As long as you know the number of mm in an inch..and the number of kg in a pound..and the piº radian of the hypotenuse, you're all set.

And YOU supplied the figures!!

..mostly...

Cheers!

there is 25.4mm in an inch... and there is 2.20 kg's in a pound. So if my next set of springs have 28 active coils then what is the rate?? ANd what about 27 active coils??

Figure it like you did last time.

OK..truth of the matter...I didn't check your figures..just converted your answer.

I'm assuming you did it right, but obviously arriving at a correct answer doesn't inidicate any such thing!

BTW..having read the link that I started this thread with, you know that with a given spring removing a coil will increase its rate...and versy vice-uh.

Note: Increasing the rate does NOT increase it's load-carrying cability.

BTW...double check your figures in your post above.

ya thats basically what i dont know how to do.... i dont know how to convert my answer. I know you did it like this "I did it like this: 23lbs/inch=.9055+lb/mm= .41kg/mm "


but can you explain it so i can do it? thanks

For starters..did you get the 'check' part? There are 2.2lb in a kg, NOT 2.2kg in a pound.

Again: 23lbs/inch=.9055+lb/mm= .41kg/mm

OK. You're starting with a spring that 'weighs' 23lb when you compress it one inch.

How many pounds is that per mm? Divide 23 by 25.4. You get .9055+lb. for each mm.

How many (how much of one) kg is .9055lb? Set that question up as a ratio. I don't have a math font on this machine, but it 'looks' like this:

2.2lb is to 1kg as .9055lb is to Xkg or...2.2 over 1 : .9055 over Xkg

Cross multiply (as you do with ratios when you know three out of the four numbers) and you get 2.2X=.9055 where 'X' is the number of kg in .9055lb.

Solve the equation for X: .9055 divided by 2.2 = .41(and change).

Sort'a like this:

WHICH...the clever amongst us will notice is a 220x220pixel graphic which is to say, I don't wanna have ANYthing to do with it agin!

Cheers!

Heck - I'am still trying to find out where the constant 11,500,000 came from?

IdahoCharley wrote:Heck - I'am still trying to find out where the constant 11,500,000 came from?

Is there a smilie after that?

It's 11.5 x Wire Diameter to the fourth power (D4).

Exponents aren't associative, natch. 11.5 raised to the 4th x WD isn't the same as 11.5 x WD to the 4th.

...and it's not '10 to the 4th' ..the BASE is not 10. 2 to the 5th is 2x2x2x2x2.... not 200,000



Actually, he didn't write it out...it could be (11.5 x WD) raised to the 4th, but you would have to intentionally misunderstand what he wrote to get that.

Doesn't mean HE knows what HE wrote...........

Actually, he didn't write it out...it could be (11.5 x WD) raised to the 4th, but you would have to intentionally misunderstand what he wrote to get that.

Doesn't mean HE knows what HE wrote........... [/quote]

i knew what i wrote . !!!!!


Acutally i kinda didnt. A little bit thought. But thanks for the other info, i just bought a caliper so now i can figure it out more exact.
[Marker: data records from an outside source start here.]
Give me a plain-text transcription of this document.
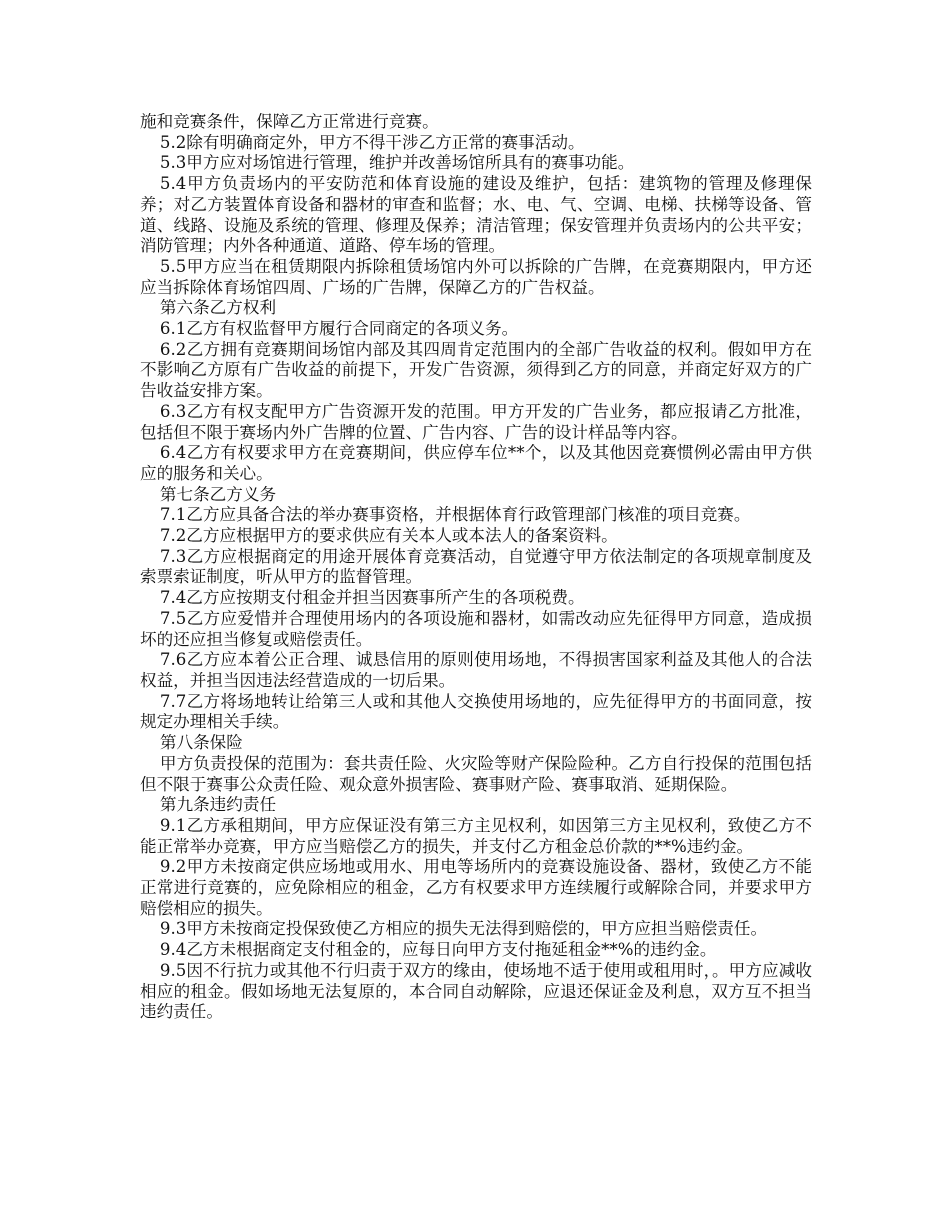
施和竞赛条件，保障乙方正常进行竞赛。

5.2除有明确商定外，甲方不得干涉乙方正常的赛事活动。

5.3甲方应对场馆进行管理，维护并改善场馆所具有的赛事功能。

5.4甲方负责场内的平安防范和体育设施的建设及维护，包括：建筑物的管理及修理保养；对乙方装置体育设备和器材的审查和监督；水、电、气、空调、电梯、扶梯等设备、管道、线路、设施及系统的管理、修理及保养；清洁管理；保安管理并负责场内的公共平安；消防管理；内外各种通道、道路、停车场的管理。

5.5甲方应当在租赁期限内拆除租赁场馆内外可以拆除的广告牌，在竞赛期限内，甲方还应当拆除体育场馆四周、广场的广告牌，保障乙方的广告权益。

第六条乙方权利

6.1乙方有权监督甲方履行合同商定的各项义务。

6.2乙方拥有竞赛期间场馆内部及其四周肯定范围内的全部广告收益的权利。假如甲方在不影响乙方原有广告收益的前提下，开发广告资源，须得到乙方的同意，并商定好双方的广告收益安排方案。

6.3乙方有权支配甲方广告资源开发的范围。甲方开发的广告业务，都应报请乙方批准，包括但不限于赛场内外广告牌的位置、广告内容、广告的设计样品等内容。

6.4乙方有权要求甲方在竞赛期间，供应停车位**个，以及其他因竞赛惯例必需由甲方供应的服务和关心。

第七条乙方义务

7.1乙方应具备合法的举办赛事资格，并根据体育行政管理部门核准的项目竞赛。

7.2乙方应根据甲方的要求供应有关本人或本法人的备案资料。

7.3乙方应根据商定的用途开展体育竞赛活动，自觉遵守甲方依法制定的各项规章制度及索票索证制度，听从甲方的监督管理。

7.4乙方应按期支付租金并担当因赛事所产生的各项税费。

7.5乙方应爱惜并合理使用场内的各项设施和器材，如需改动应先征得甲方同意，造成损坏的还应担当修复或赔偿责任。

7.6乙方应本着公正合理、诚恳信用的原则使用场地，不得损害国家利益及其他人的合法权益，并担当因违法经营造成的一切后果。

7.7乙方将场地转让给第三人或和其他人交换使用场地的，应先征得甲方的书面同意，按规定办理相关手续。

第八条保险

甲方负责投保的范围为：套共责任险、火灾险等财产保险险种。乙方自行投保的范围包括但不限于赛事公众责任险、观众意外损害险、赛事财产险、赛事取消、延期保险。

第九条违约责任

9.1乙方承租期间，甲方应保证没有第三方主见权利，如因第三方主见权利，致使乙方不能正常举办竞赛，甲方应当赔偿乙方的损失，并支付乙方租金总价款的**%违约金。

9.2甲方未按商定供应场地或用水、用电等场所内的竞赛设施设备、器材，致使乙方不能正常进行竞赛的，应免除相应的租金，乙方有权要求甲方连续履行或解除合同，并要求甲方赔偿相应的损失。

9.3甲方未按商定投保致使乙方相应的损失无法得到赔偿的，甲方应担当赔偿责任。

9.4乙方未根据商定支付租金的，应每日向甲方支付拖延租金**%的违约金。

9.5因不行抗力或其他不行归责于双方的缘由，使场地不适于使用或租用时，。甲方应减收相应的租金。假如场地无法复原的，本合同自动解除，应退还保证金及利息，双方互不担当违约责任。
well i used my digital caliper checked and triple checked every measurement and found the rate for each spring.

they came out to be

1. .419kg/mm
2. .416kg/mm
3. .380kg/mm

Im kinda bummed cause i was suppose to have a .36kg/mm set of springs. they turned out to be .419kg/mm. Well i guess i should try the .38kg/mm springs and see how i like them. Thanks for your help.

alright maybe someone can help me with this question. Which spring should be the lighest. The one with the most active coils or the one with the least active coils?? thanks

More synapses filled.

I'll bite!

Everything else being the same (material, diameters, mfg. methods and such), the more active coils you have, the lower the rate.

1. That's in the article I posted at the top.

2. Spring rate is increased by removing coils..which is ALSO in the article I posted at the top.

Exaggerate the situation to make the point. Take a spring 4" long and compare it to a spring 4' long.

For a given input (pressure), each coil on the longer spring will move less!

Right?

ya your right, i got the forks on today, they look really sweet. Thanks for your help.

In case you thought I was kidding...

From: here!

from where I said wrote:As the number of active coils increases, the spring rate decreases.

It's a pretty good write-up. Answers your questions from earlier, too.

Google is your friend!


BTW...I've whined more than once (read: stated most evocatively clear!) that springs are not linear..even linear springs! I've been called bad names and have suffered insult most large upon my person for my ludicrous idea(s).

Correctly stated, rate creep is not the same as a progressive type spring. My point has always been the linearity part of it...whether you call it rate creep or any other name you choose.

no i didnt think you were kidding, you really seem to know what you are talking about. Thanks for helping me.

AS far as the bike goes, it doesnt feel much differnt than my kdx forks, but the kx forks have brand new seals and bushings which need to break in, and i am sure i am way off with the adjusters. Whats a good starting point for the adjusters.

Also i have only been riding on my flat yard since i am just breaking in the bike. Come sunday i will be ( if no rain) ripping around on the trails.

Hopfully in agust enter some harescrambles.

On flat ground you won't be able to tell much of a difference. After your out on the trail a bit and get warmed up aim your bike straight for a section of trail that you previously had issues with. If you can't tell the difference between the stockers and the kx forks then something isn't right.

FWIW...posting links to what someone else said has nothing to do with knowing anything about it, and researching an answer doesn't require knowledge of the subject, either.

But, you're welcome anyway.

Yeah...flat ground doesn't tell you diddle.

What about Sunday?